Yeah MSDN would be the first place to go. however, the best solution would be a book. like: http://www.wrox.com/WileyCDA/WroxTitle/Ivor-Horton-s-Beginning-Visual-C-2012.productCd-1118368088.html

@tath:
Not really, this website has a tutorial on C++ programming, not windows programming.
MSDN and BING is your friend.
I agree about MSDN, but why specifically Bing ? I never use that search engine ....
Speaking of Beginning Visual C++... If that book is anything like the 2010 book then it's more a C++ book than a Windows programming book. It only gleams over Windows programming and win32 gets the least coverage. If you already know C++ then Programming Windows 5th edition is probably the book you want.

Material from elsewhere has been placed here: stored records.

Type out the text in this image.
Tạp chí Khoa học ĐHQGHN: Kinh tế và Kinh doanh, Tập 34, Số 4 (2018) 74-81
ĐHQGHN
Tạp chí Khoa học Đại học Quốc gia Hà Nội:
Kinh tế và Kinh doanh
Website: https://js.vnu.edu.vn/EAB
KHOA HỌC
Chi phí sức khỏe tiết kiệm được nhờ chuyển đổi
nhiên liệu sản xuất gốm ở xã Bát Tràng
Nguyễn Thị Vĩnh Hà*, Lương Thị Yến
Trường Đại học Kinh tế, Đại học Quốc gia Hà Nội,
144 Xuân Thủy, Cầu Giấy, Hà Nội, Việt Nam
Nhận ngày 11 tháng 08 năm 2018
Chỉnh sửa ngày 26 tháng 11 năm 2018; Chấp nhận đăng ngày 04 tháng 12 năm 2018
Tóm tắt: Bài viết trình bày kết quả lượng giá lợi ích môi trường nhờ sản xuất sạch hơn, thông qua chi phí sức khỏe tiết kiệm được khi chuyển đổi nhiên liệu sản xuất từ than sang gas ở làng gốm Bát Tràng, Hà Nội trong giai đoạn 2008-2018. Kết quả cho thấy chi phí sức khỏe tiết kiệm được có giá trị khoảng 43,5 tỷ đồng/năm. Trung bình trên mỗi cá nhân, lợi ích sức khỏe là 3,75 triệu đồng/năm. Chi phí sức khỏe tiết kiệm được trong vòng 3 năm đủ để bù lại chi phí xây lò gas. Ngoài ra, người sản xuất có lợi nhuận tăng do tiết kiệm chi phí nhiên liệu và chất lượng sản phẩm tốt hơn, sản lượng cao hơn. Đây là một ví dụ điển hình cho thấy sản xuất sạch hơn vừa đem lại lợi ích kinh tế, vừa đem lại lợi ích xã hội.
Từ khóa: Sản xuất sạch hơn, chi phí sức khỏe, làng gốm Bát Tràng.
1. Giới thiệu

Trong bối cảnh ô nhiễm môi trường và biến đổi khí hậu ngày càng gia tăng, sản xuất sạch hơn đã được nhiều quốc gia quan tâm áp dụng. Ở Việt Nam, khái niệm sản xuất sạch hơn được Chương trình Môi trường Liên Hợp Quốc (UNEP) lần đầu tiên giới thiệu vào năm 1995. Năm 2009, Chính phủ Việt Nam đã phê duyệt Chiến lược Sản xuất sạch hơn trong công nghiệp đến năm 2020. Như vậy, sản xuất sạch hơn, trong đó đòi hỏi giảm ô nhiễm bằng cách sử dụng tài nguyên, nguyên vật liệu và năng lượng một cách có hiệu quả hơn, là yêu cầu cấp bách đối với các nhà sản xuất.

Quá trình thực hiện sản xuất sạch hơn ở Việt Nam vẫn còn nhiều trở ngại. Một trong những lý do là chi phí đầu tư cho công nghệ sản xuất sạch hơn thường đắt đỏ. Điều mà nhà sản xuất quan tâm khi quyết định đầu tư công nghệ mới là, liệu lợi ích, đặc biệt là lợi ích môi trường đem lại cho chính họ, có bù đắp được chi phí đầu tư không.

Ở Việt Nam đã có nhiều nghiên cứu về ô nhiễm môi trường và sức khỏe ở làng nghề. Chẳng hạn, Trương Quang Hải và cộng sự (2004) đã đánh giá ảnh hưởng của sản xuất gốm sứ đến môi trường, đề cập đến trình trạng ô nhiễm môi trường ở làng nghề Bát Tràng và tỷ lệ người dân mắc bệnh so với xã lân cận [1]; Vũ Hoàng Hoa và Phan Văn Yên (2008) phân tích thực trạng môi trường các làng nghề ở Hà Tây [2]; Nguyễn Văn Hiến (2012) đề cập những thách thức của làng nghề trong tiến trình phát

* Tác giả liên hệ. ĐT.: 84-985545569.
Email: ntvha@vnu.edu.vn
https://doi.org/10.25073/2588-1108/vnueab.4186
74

Obviously MSDN is the best reference for documentation but you can find tutorials and sample code there too. Try searching "windows application" for starters.
@AHCFan20:
No half the book is windows programming. Also a good chunk at the end for Windows Metro app programming. IMO, I don't think one single book is enough though, I have 5 books for C# and 4 for C++ and I still notice new books I could benefit from. But you got to start somewhere.
Oria wrote:
@AHCFan20:
No half the book is windows programming. Also a good chunk at the end for Windows Metro app programming. IMO, I don't think one single book is enough though, I have 5 books for C# and 4 for C++ and I still notice new books I could benefit from. But you got to start somewhere.


- Actually, most of the book focusses on MFC and not WinAPI/Win32 as far as i know. Thus, i wouldn't recommend it if you're trying to learn Win32.